Riferimenti normativi
Art. 3 CEDU
Massima
1. La posizione di inferiorità ed impotenza che è tipica de* pazienti confinat* in ospedali psichiatrici richiede un’attenzione maggiore nel corso della valutazione circa il rispetto o meno della Convenzione.
2. Gli Stati hanno un obbligo di protezione rafforzato nei confronti di persone con disabilità intellettive, che, affidate alle cure di un’istituzione pubblica responsabile di garantirne la sicurezza ed il benessere, non sono state private della loro capacità d’agire, non hanno un rappresentante legale e si trovano, quindi, in una situazione di particolare vulnerabilità.
3. Mentre gli atti e le omissioni dello staff medico degli ospedali pubblici implicano chiaramente una responsabilità dello Stato convenuto ai sensi della Convenzione, i differenti ruoli che svolgono tali ospedali richiedono una disamina delle circostanze fattuali del supposto maltrattamento dal punto di vista, simultaneamente, degli obblighi positivi e negativi dello Stato alla luce dell’articolo 3 della Convenzione.

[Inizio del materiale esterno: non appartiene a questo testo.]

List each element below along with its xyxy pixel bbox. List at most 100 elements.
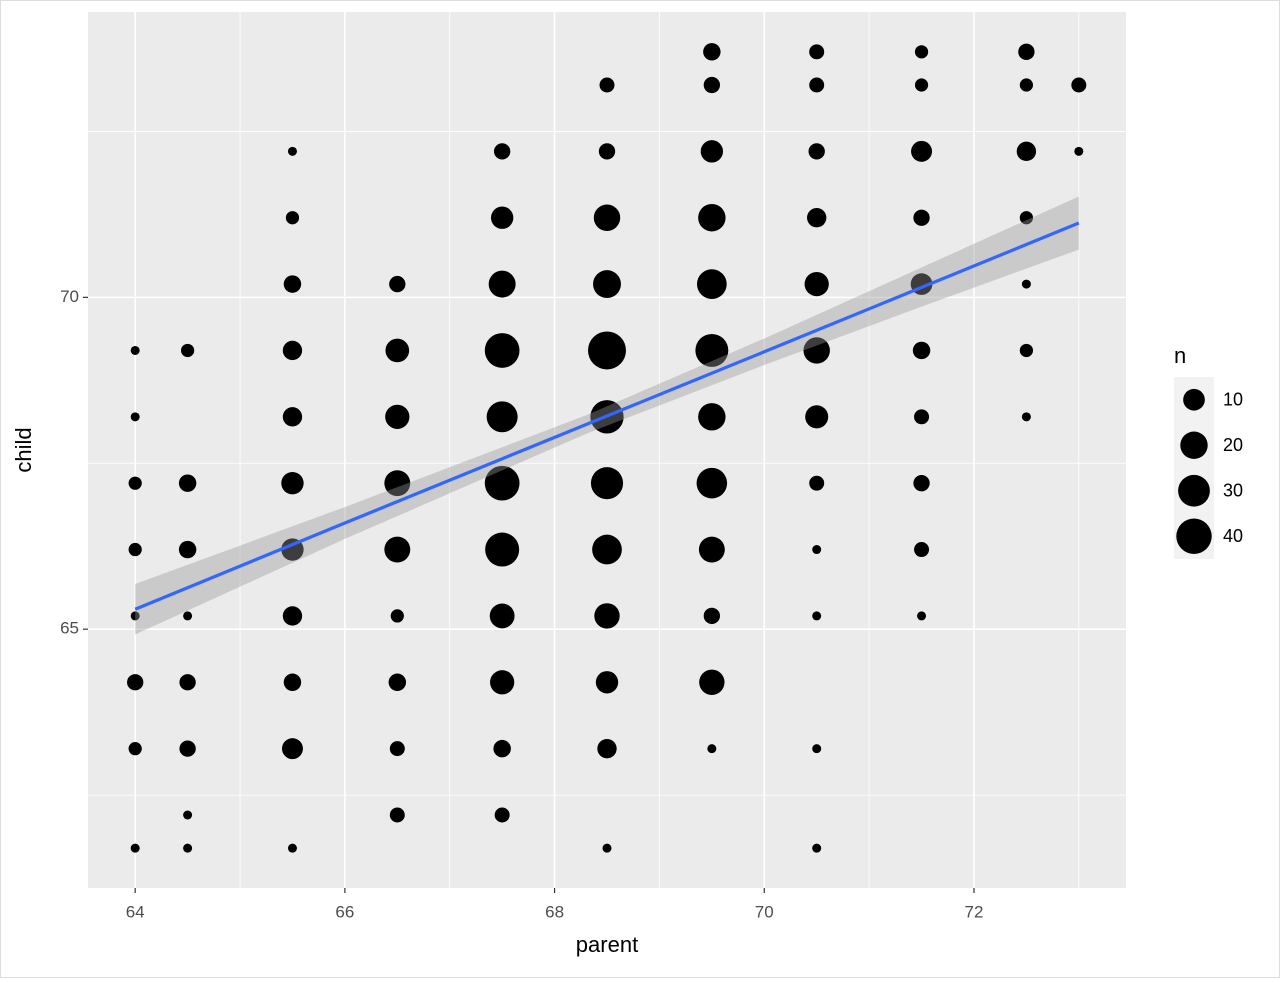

(Le ricorrenti, tre donne con disabilità intellettive, ricoverate in un ospedale psichiatrico, lamentavano la violazione dell’articolo 8 CEDU, a seguito dell’imposizione di aborti e misure di controllo delle nascite, dopo esser state ripetutamente violentate dal capo medico, nonché della mancanza di indagini effettive da parte delle autorità moldave. La Corte EDU ha rilevato la violazione dell’articolo 3 CEDU, tenendo conto che gli interventi medici invasivi, alla luce della vulnerabilità delle ricorrenti derivante dalla combinazione di genere, disabilità ed istituzionalizzazione, siano stati sufficientemente gravi da farne rientrare la valutazione nel campo di applicazione della suddetta disposizione).